Como suele ser habitual en las películas en las que no aparece en pantalla, Allen se traslada a sí mismo al interior de la película, encarnando su personaje prototípico de hombre inseguro y ligeramente paranoico en un Jesse Eisenberg que se calza estos zapatos con una naturalidad pasmosa. Sus peripecias y relaciones en el mundo de Hollywood y, posteriormente, el neoyorquino, van teniendo lugar con una fluidez característica de sus momentos de mayor inspiración, pese a que hay que tener en cuenta la absoluta reducción de pretensiones argumentales que lleva a cabo en esta cinta. Café Society es, en este sentido, el triunfo de la simplicidad y la inspiración en el cine clásico, algo que queda patente en vínculos tan evidentes como el del propio enredo amoroso triangular, verdaderamente similar al que tiene lugar entre Jack Lemmon, Shirley MacLaine y Fred MacMurray en El apartamento (The Apartment, 1960).

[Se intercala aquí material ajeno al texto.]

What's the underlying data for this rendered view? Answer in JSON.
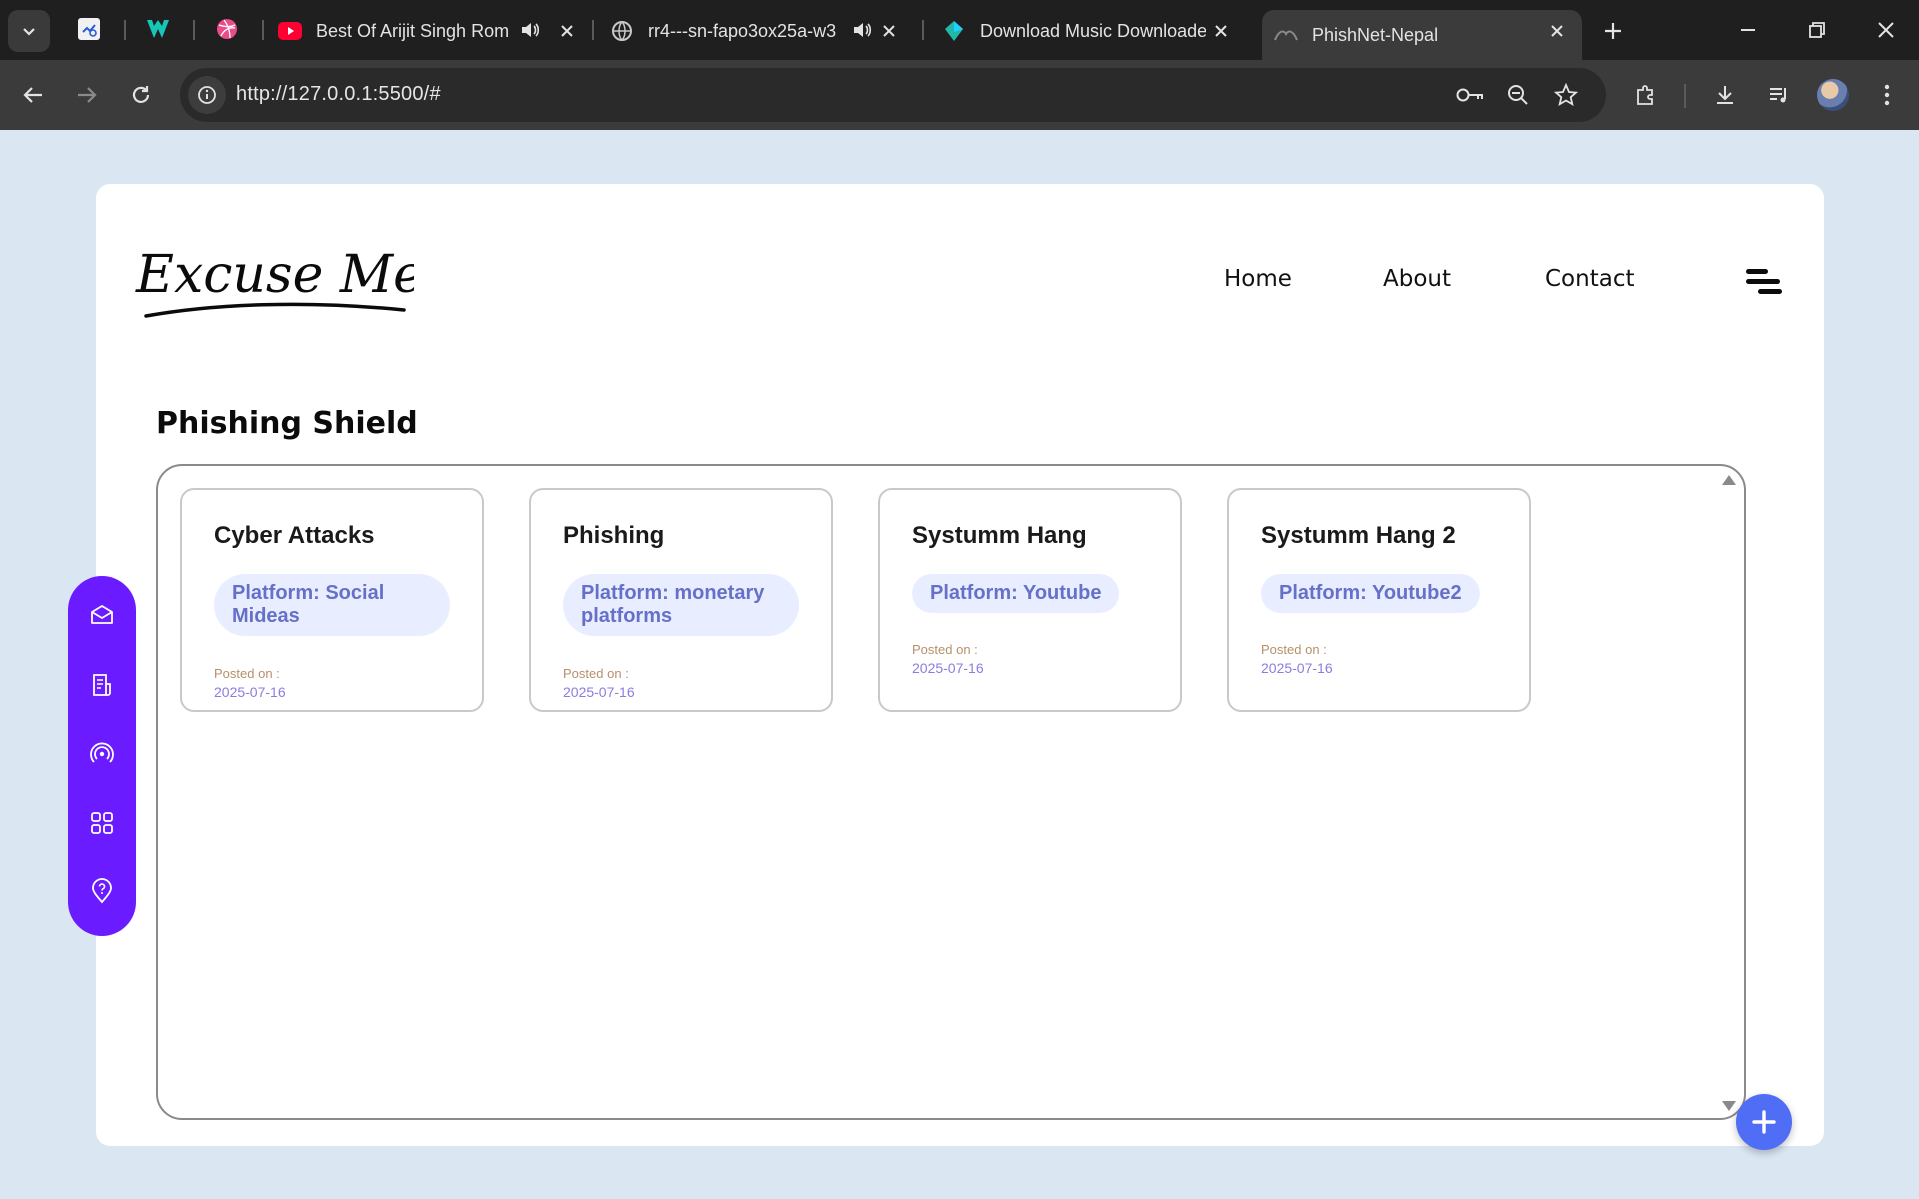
{
  "browser": {
    "tabs": [
      {
        "title": "Best Of Arijit Singh Rom",
        "favicon": "youtube-icon",
        "audio": true
      },
      {
        "title": "rr4---sn-fapo3ox25a-w3",
        "favicon": "globe-icon",
        "audio": true
      },
      {
        "title": "Download Music Downloade",
        "favicon": "diamond-icon",
        "audio": false
      },
      {
        "title": "PhishNet-Nepal",
        "favicon": "site-icon",
        "audio": false,
        "active": true
      }
    ],
    "url": "http://127.0.0.1:5500/#"
  },
  "site": {
    "logo_text": "Excuse Me!",
    "nav": [
      "Home",
      "About",
      "Contact"
    ]
  },
  "main": {
    "title": "Phishing Shield",
    "posts": [
      {
        "title": "Cyber Attacks",
        "platform": "Platform: Social Mideas",
        "posted_label": "Posted on :",
        "date": "2025-07-16"
      },
      {
        "title": "Phishing",
        "platform": "Platform: monetary platforms",
        "posted_label": "Posted on :",
        "date": "2025-07-16"
      },
      {
        "title": "Systumm Hang",
        "platform": "Platform: Youtube",
        "posted_label": "Posted on :",
        "date": "2025-07-16"
      },
      {
        "title": "Systumm Hang 2",
        "platform": "Platform: Youtube2",
        "posted_label": "Posted on :",
        "date": "2025-07-16"
      }
    ]
  },
  "sidebar": {
    "icons": [
      "mail-icon",
      "document-icon",
      "broadcast-icon",
      "grid-icon",
      "location-icon"
    ]
  },
  "colors": {
    "accent": "#6a1bff",
    "fab": "#4f6ef5",
    "page_bg": "#dbe6f3"
  }
}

En lo que se refiere a sus personajes, Café Society constituye otro rotundo éxito de Allen, que retrocede de nuevo en busca de sus perfiles clásicos y olvida riesgos como los tomados con el personaje de Joaquin Phoenix en Irrational Man o el de Emma Stone en sus dos últimos filmes. Lo cierto es que una actriz con el ímpetu de Stone eleva en exceso el volumen de libido habitual en las películas de un Allen que siempre ha preferido otorgar a sus personajes femeninos de una mayor sutileza y elegancia. A este modelo responde perfectamente una redimida Kristen Stewart que brilla con luz propia atesorando esa mezcla de misterio en la mirada y evidente atractivo sexual que el neoyorquino no encontraba en una actriz desde Scarlett Johansson.

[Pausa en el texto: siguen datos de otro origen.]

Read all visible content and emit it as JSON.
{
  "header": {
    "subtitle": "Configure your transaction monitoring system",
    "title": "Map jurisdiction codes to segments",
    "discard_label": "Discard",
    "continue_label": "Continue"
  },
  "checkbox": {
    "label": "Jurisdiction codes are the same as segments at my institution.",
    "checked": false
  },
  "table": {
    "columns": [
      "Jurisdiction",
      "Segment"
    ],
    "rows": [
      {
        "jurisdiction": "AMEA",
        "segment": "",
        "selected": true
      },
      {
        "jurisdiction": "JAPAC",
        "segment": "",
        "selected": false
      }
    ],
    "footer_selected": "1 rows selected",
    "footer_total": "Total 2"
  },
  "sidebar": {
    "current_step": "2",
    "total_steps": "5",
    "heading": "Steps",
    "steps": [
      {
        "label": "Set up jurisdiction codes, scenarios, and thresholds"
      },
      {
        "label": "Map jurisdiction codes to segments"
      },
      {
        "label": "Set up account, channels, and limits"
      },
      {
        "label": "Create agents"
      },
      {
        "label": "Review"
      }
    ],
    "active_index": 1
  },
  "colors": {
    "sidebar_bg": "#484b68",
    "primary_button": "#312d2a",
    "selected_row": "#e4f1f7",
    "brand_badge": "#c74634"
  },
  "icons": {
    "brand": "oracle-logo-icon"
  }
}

Más allá de Eisenberg y Stewart, el reparto coral de Café Society es fantástico, con un Steve Carell en racha que cada vez muestra en mayor medida su espectacular versatilidad interpretativa -es capaz de viajar de la vis cómica a la demoledora fuerza dramática de su rol en Foxcatcher (2014)-. Además, cabe destacar la fuerza narrativa de los personajes interpretados por Corey Stoll, quien continúa su meteórico ascenso desde su aparición en House of Cards; y Stephen Kunken, cuyas apariciones, aunque escuetas, imprimen un influjo de aire fresco muy alto a la película.

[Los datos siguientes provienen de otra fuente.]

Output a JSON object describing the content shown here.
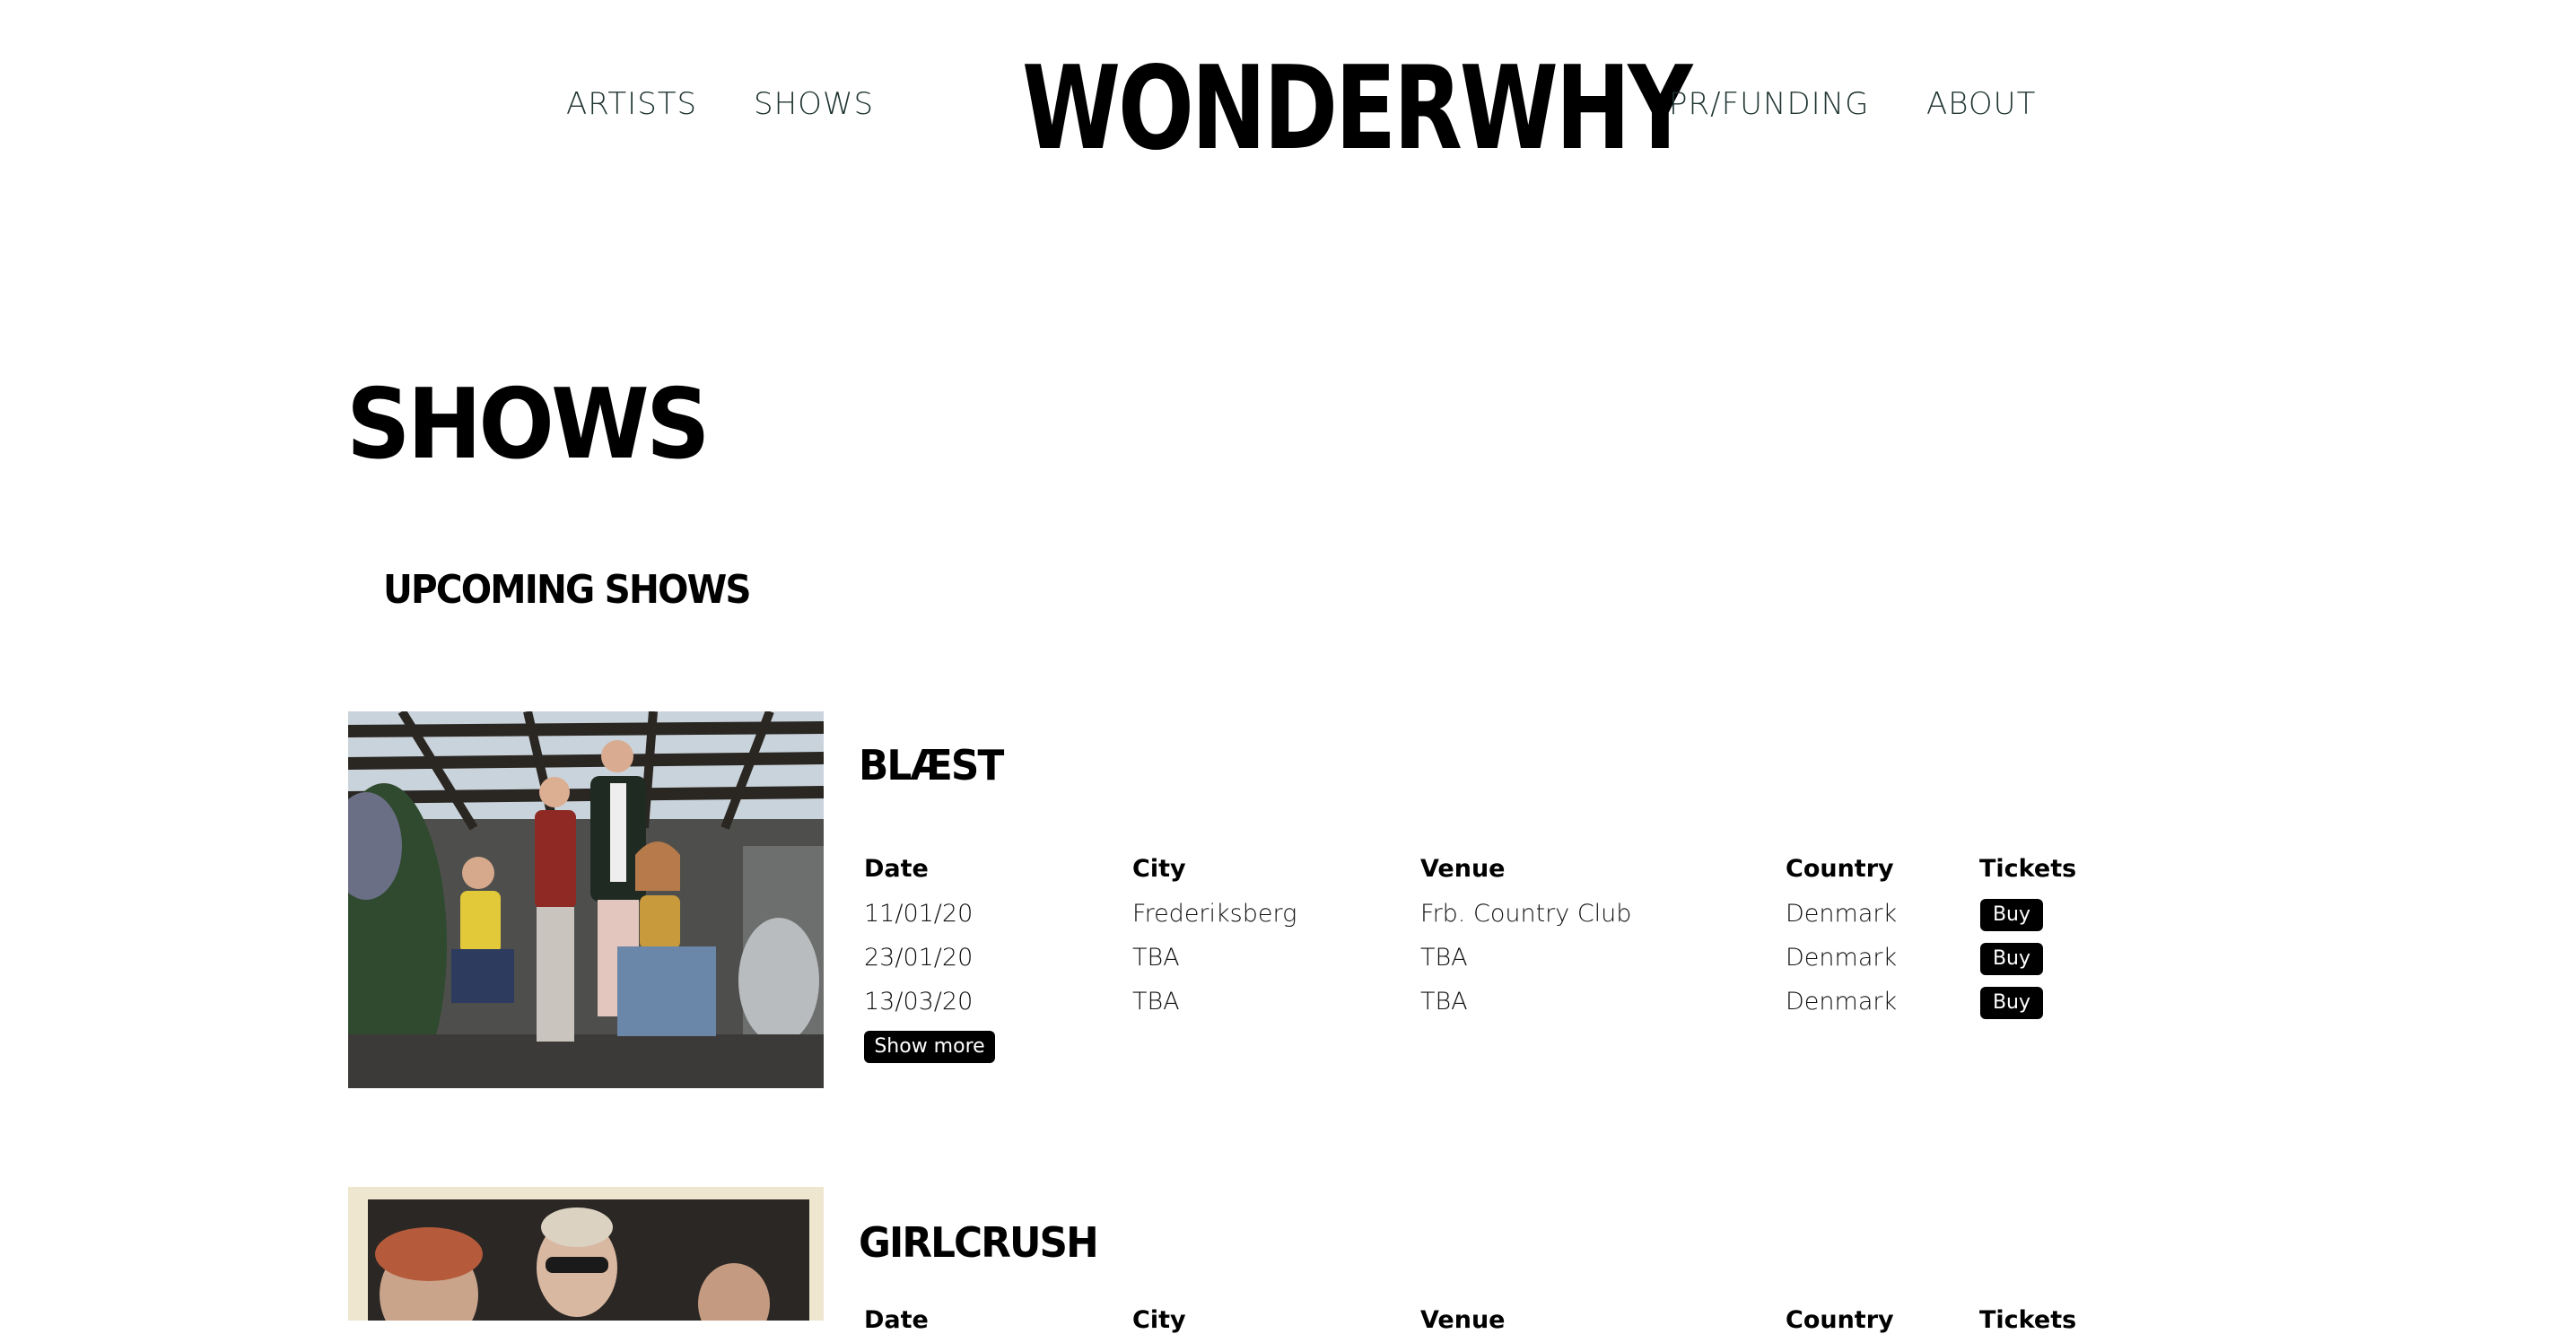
{
  "nav": {
    "left": [
      "ARTISTS",
      "SHOWS"
    ],
    "logo": "WONDERWHY",
    "right": [
      "PR/FUNDING",
      "ABOUT"
    ]
  },
  "page_title": "SHOWS",
  "section_title": "UPCOMING SHOWS",
  "table_headers": [
    "Date",
    "City",
    "Venue",
    "Country",
    "Tickets"
  ],
  "artists": [
    {
      "name": "BLÆST",
      "shows": [
        {
          "date": "11/01/20",
          "city": "Frederiksberg",
          "venue": "Frb. Country Club",
          "country": "Denmark",
          "ticket": "Buy"
        },
        {
          "date": "23/01/20",
          "city": "TBA",
          "venue": "TBA",
          "country": "Denmark",
          "ticket": "Buy"
        },
        {
          "date": "13/03/20",
          "city": "TBA",
          "venue": "TBA",
          "country": "Denmark",
          "ticket": "Buy"
        }
      ],
      "show_more": "Show more"
    },
    {
      "name": "GIRLCRUSH",
      "shows": []
    }
  ]
}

Café Society cumple el requisito básico en una película de cumplir con creces sus propias expectativas, algo que Allen no conseguía de un modo tan holgado desde Match Point (2005). Pese a que éstas, en el caso que ocupa, no resultaban ser excesivamente elevadas en lo argumental, el neoyorquino es capaz de manejarse en la simplicidad y crear un producto rebosante de ingenio y dotado de secuencias que rozan la genialidad -el encuentro del personaje de Eisenberg con la prostituta en prácticas interpretada por la frágil Anna Camp es uno de los mejores momentos del cine de Allen en todo el siglo XXI-. Café Society es, en definitiva, un triunfo. Una respuesta a voces para aquellos críticos que afirman que su cine está en horas bajas. Y es que, mejores o peores, todas las cintas de Woody Allen poseen un sello intransferible. Que sean muchas más.